President Bush has made gains with voters in the past three weeks, despite the revelations about US abuses of detainees in Iraq.
The latest Christian Science Monitor/TIPP poll, taken May 2 through 8, shows Bush beating Democratic challenger John Kerry 46 percent to 41 percent, with independent Ralph Nader getting 5 percent of the vote. In a two-way race, Bush leads Senator Kerry 47 percent to 44 percent. In the last Monitor/TIPP poll, taken April 16 to 22, Bush led by four points in a three-man race.
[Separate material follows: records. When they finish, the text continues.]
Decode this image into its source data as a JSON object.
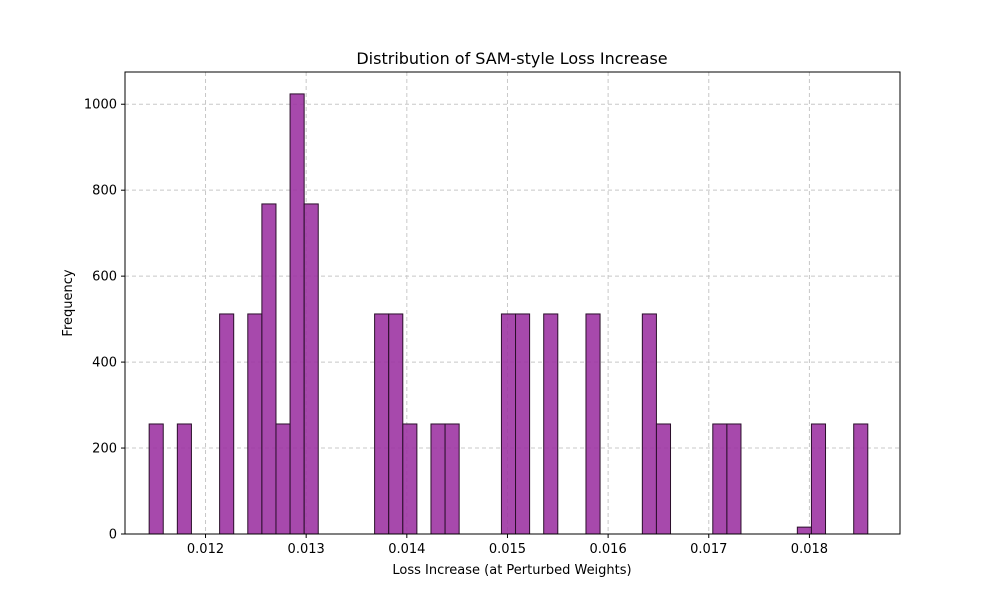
{
  "chart_data": {
    "type": "bar",
    "title": "Distribution of SAM-style Loss Increase",
    "xlabel": "Loss Increase (at Perturbed Weights)",
    "ylabel": "Frequency",
    "xlim": [
      0.0112,
      0.0189
    ],
    "ylim": [
      0,
      1075
    ],
    "xticks": [
      0.012,
      0.013,
      0.014,
      0.015,
      0.016,
      0.017,
      0.018
    ],
    "xtick_labels": [
      "0.012",
      "0.013",
      "0.014",
      "0.015",
      "0.016",
      "0.017",
      "0.018"
    ],
    "yticks": [
      0,
      200,
      400,
      600,
      800,
      1000
    ],
    "ytick_labels": [
      "0",
      "200",
      "400",
      "600",
      "800",
      "1000"
    ],
    "grid": true,
    "bin_width": 0.00014,
    "bar_color": "#9b30a0",
    "edge_color": "#2a0f2a",
    "bins": [
      {
        "start": 0.01144,
        "count": 256
      },
      {
        "start": 0.01172,
        "count": 256
      },
      {
        "start": 0.01214,
        "count": 512
      },
      {
        "start": 0.01242,
        "count": 512
      },
      {
        "start": 0.01256,
        "count": 768
      },
      {
        "start": 0.0127,
        "count": 256
      },
      {
        "start": 0.01284,
        "count": 1024
      },
      {
        "start": 0.01298,
        "count": 768
      },
      {
        "start": 0.01368,
        "count": 512
      },
      {
        "start": 0.01382,
        "count": 512
      },
      {
        "start": 0.01396,
        "count": 256
      },
      {
        "start": 0.01424,
        "count": 256
      },
      {
        "start": 0.01438,
        "count": 256
      },
      {
        "start": 0.01494,
        "count": 512
      },
      {
        "start": 0.01508,
        "count": 512
      },
      {
        "start": 0.01536,
        "count": 512
      },
      {
        "start": 0.01578,
        "count": 512
      },
      {
        "start": 0.01634,
        "count": 512
      },
      {
        "start": 0.01648,
        "count": 256
      },
      {
        "start": 0.01704,
        "count": 256
      },
      {
        "start": 0.01718,
        "count": 256
      },
      {
        "start": 0.01788,
        "count": 16
      },
      {
        "start": 0.01802,
        "count": 256
      },
      {
        "start": 0.01844,
        "count": 256
      }
    ]
  }
}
Bush's gains were notably big in the 17 so-called battleground states, those that were decided by a close margin in 2000 and promise to be close again this fall. From mid-April to early May, the president widened his lead in those states from three points to nine, and now leads Kerry there, 49 percent to 40 percent. Those states include Iowa, Wisconsin, Ohio, and Michigan, all of which Bush visited last week on two bus tours.
Raghavan Mayur, president of TIPP, attributes Bush's gains in the battleground both to the bus tour, which garnered a lot of local publicity, and heavy campaign advertising. "He was shaking a lot of hands," says Mr. Mayur.
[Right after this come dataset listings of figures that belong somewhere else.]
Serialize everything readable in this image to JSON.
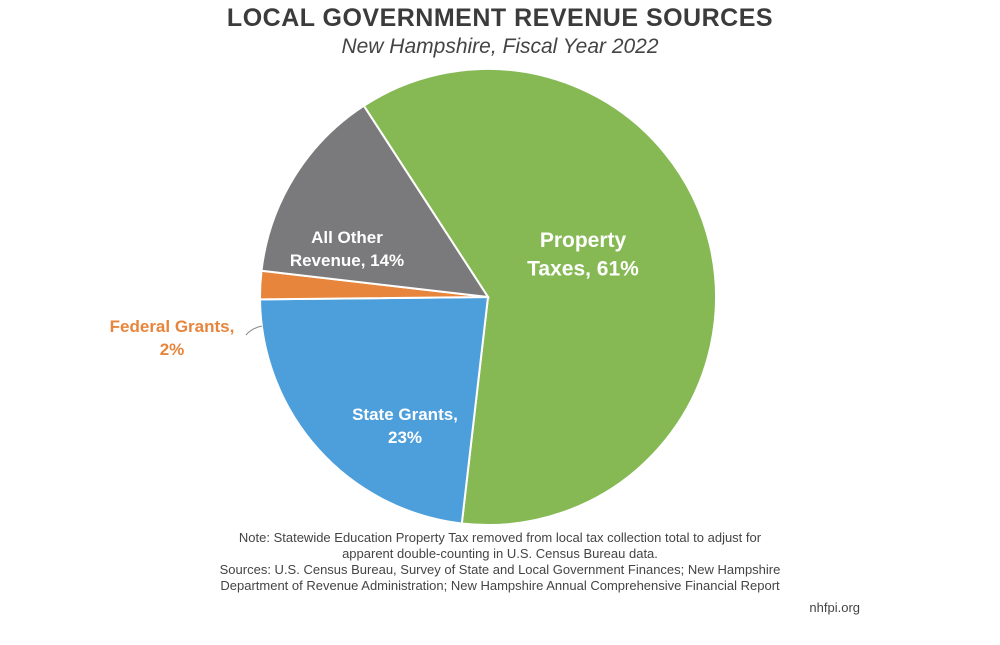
{
  "title": "LOCAL GOVERNMENT REVENUE SOURCES",
  "subtitle": "New Hampshire, Fiscal Year 2022",
  "chart_data": {
    "type": "pie",
    "title": "LOCAL GOVERNMENT REVENUE SOURCES",
    "subtitle": "New Hampshire, Fiscal Year 2022",
    "slices": [
      {
        "label_lines": [
          "Property",
          "Taxes, 61%"
        ],
        "value": 61,
        "color": "#86b954",
        "label_color": "#ffffff"
      },
      {
        "label_lines": [
          "State Grants,",
          "23%"
        ],
        "value": 23,
        "color": "#4d9fdc",
        "label_color": "#ffffff"
      },
      {
        "label_lines": [
          "Federal Grants,",
          "2%"
        ],
        "value": 2,
        "color": "#e8853c",
        "label_color": "#e8853c"
      },
      {
        "label_lines": [
          "All Other",
          "Revenue, 14%"
        ],
        "value": 14,
        "color": "#7a797b",
        "label_color": "#ffffff"
      }
    ]
  },
  "notes": [
    "Note: Statewide Education Property Tax removed from local tax collection total to adjust for",
    "apparent double-counting in U.S. Census Bureau data.",
    "Sources: U.S. Census Bureau, Survey of State and Local Government Finances; New Hampshire",
    "Department of Revenue Administration; New Hampshire Annual Comprehensive Financial Report"
  ],
  "source_url": "nhfpi.org"
}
The poll showed greater intensity among Bush supporters than Kerry supporters. Two-thirds (68 percent) of Bush supporters say they support him strongly, while 38 percent of Kerry supporters do so.
The poll also showed a rise in the president's leadership index rating, from 49.5 in April, the lowest point of his presidency, to 51.8 in May. On the economic front, the poll showed more good news for Bush, in a week capped by positive job-creation numbers: TIPP's Economic Optimism Index rose 2 points, to 54.8. A reading above 50 means optimism, below 50 means pessimism.